Während einer sich dynamisch entwickelnden Pandemie wird es immer zu Dissonanzen kommen, doch würde ich mir wünschen, dass beispielsweise in Fernsehsendungen versucht wird, die Aussagen auf ihre Realitätsnähe abzuklopfen und die Suche nach inhaltlichen Gemeinsamkeiten voranzutreiben. Uns Bürgern nutzt es für die Einschätzung der Lage und zukünftiger Entwicklungen wenig, wenn eine Unzahl von Statements mit divergierenden Aussagen verbreitet werden, denn schließlich sind wir nicht alle Virologen. Immer häufiger habe ich den Eindruck, dass mancher Virologe besser in seinem Labor an Gegenmitteln arbeiten sollte, und nicht wenige Politiker wären gut beraten, uns nur mit Äußerungen zu bedenken, wenn sie auch einen Beitrag zur Problemlösung leisten. Dem Menschen zugewandte und sachgerechte Kommunikation ist gerade in Krisenzeiten von zentraler Bedeutung, aber hier hat nicht nur so mancher Minister noch Nachholbedarf.

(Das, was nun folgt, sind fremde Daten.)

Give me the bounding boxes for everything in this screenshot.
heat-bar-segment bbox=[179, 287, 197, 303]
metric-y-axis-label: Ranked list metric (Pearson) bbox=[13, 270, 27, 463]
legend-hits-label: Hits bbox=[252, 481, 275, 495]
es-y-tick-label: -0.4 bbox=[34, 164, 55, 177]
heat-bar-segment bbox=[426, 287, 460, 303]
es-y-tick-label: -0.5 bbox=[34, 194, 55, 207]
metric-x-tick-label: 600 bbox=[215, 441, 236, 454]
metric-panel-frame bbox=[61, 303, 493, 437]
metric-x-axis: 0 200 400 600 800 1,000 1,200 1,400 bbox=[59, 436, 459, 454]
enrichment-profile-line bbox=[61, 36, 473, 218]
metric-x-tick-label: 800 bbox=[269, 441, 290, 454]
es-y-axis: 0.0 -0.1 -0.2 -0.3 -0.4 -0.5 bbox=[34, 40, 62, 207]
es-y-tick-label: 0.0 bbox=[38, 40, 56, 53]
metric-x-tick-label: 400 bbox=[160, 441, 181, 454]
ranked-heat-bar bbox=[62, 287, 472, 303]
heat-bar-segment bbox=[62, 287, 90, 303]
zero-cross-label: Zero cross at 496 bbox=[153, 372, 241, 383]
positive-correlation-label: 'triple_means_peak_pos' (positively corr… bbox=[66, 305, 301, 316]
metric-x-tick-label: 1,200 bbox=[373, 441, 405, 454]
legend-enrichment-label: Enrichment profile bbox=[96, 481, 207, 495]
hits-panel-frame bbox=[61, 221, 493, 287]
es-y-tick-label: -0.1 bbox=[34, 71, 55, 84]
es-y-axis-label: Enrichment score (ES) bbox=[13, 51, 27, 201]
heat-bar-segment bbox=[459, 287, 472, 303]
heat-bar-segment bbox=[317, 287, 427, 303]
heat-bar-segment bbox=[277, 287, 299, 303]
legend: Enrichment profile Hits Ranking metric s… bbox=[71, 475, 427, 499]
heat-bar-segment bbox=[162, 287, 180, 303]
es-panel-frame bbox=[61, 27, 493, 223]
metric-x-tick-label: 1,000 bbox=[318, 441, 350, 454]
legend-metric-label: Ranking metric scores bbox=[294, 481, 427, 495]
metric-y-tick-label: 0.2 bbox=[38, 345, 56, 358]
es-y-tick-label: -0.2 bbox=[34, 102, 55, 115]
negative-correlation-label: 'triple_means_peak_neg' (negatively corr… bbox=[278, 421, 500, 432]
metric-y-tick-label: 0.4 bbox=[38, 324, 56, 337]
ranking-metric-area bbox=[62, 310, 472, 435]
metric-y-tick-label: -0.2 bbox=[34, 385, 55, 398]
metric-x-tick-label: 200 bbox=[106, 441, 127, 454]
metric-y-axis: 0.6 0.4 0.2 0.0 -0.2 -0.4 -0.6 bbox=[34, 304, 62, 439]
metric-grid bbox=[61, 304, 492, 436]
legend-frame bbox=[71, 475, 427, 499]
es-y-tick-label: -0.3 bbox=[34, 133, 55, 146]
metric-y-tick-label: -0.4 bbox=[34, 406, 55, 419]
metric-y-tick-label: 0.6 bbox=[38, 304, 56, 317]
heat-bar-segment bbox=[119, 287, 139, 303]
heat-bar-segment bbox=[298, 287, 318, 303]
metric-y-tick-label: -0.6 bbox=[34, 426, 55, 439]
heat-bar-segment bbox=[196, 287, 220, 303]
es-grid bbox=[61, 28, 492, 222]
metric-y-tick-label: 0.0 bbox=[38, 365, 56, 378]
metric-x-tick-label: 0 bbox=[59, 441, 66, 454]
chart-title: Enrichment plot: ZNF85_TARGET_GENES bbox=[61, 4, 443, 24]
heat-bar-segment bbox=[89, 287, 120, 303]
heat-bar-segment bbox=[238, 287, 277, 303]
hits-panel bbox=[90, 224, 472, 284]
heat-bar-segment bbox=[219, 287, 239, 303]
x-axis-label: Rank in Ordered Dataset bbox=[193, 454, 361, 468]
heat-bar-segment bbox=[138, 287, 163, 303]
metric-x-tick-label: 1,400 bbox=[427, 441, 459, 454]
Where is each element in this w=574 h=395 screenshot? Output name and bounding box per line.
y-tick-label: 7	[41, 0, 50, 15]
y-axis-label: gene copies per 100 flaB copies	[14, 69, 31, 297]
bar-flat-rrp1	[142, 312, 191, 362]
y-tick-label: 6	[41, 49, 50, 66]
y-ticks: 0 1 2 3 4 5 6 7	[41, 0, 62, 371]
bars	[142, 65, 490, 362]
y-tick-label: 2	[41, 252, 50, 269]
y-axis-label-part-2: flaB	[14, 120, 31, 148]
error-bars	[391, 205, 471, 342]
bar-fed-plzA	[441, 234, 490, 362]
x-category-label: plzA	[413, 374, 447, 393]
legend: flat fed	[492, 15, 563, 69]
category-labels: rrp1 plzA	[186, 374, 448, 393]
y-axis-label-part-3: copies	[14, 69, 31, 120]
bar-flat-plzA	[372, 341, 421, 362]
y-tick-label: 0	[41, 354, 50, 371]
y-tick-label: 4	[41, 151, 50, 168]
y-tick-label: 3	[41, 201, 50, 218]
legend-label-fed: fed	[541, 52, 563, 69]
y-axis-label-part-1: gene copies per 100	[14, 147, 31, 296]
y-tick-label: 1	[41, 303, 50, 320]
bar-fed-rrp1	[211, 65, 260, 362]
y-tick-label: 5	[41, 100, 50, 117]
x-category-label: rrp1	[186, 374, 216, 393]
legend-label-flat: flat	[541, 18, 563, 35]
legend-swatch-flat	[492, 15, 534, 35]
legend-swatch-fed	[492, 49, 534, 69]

Sehr geehrter Herr Dr. Ulsamer,
mit Gewinn habe ich Ihre Anmerkungen zur Corona-Krise gelesen. Da das Ende der Entwicklung offen ist und derzeit der Umfang und die Zeitdauer der notwendigen Abwehrbemühungen nicht abgeschätzt werden können, sollte allen Entscheidungsträger ein Recht auf Irrtum zugebilligt werden.
Allerdings unter der Auflage sich zurückzuhalten und nicht täglich, um in den Medien gesehen zu werden, neue sich widersprechende Empfehlungen abzugeben.
Zu einer sachdienlichen Kommunikation gehört auch Zurückhaltung.
Gerhard Walter, Immendingen
Sehr geehrter Herr Walter,
vielen Dank für Ihre freundliche Rückmeldung.
Sie haben es auf den Punkt gebracht! Derzeit geht gewissermaßen ein Wortgewitter über uns nieder, und es wird immer schwerer, darin die richtigen Informationen zu finden und für die eigene Orientierung zu nutzen.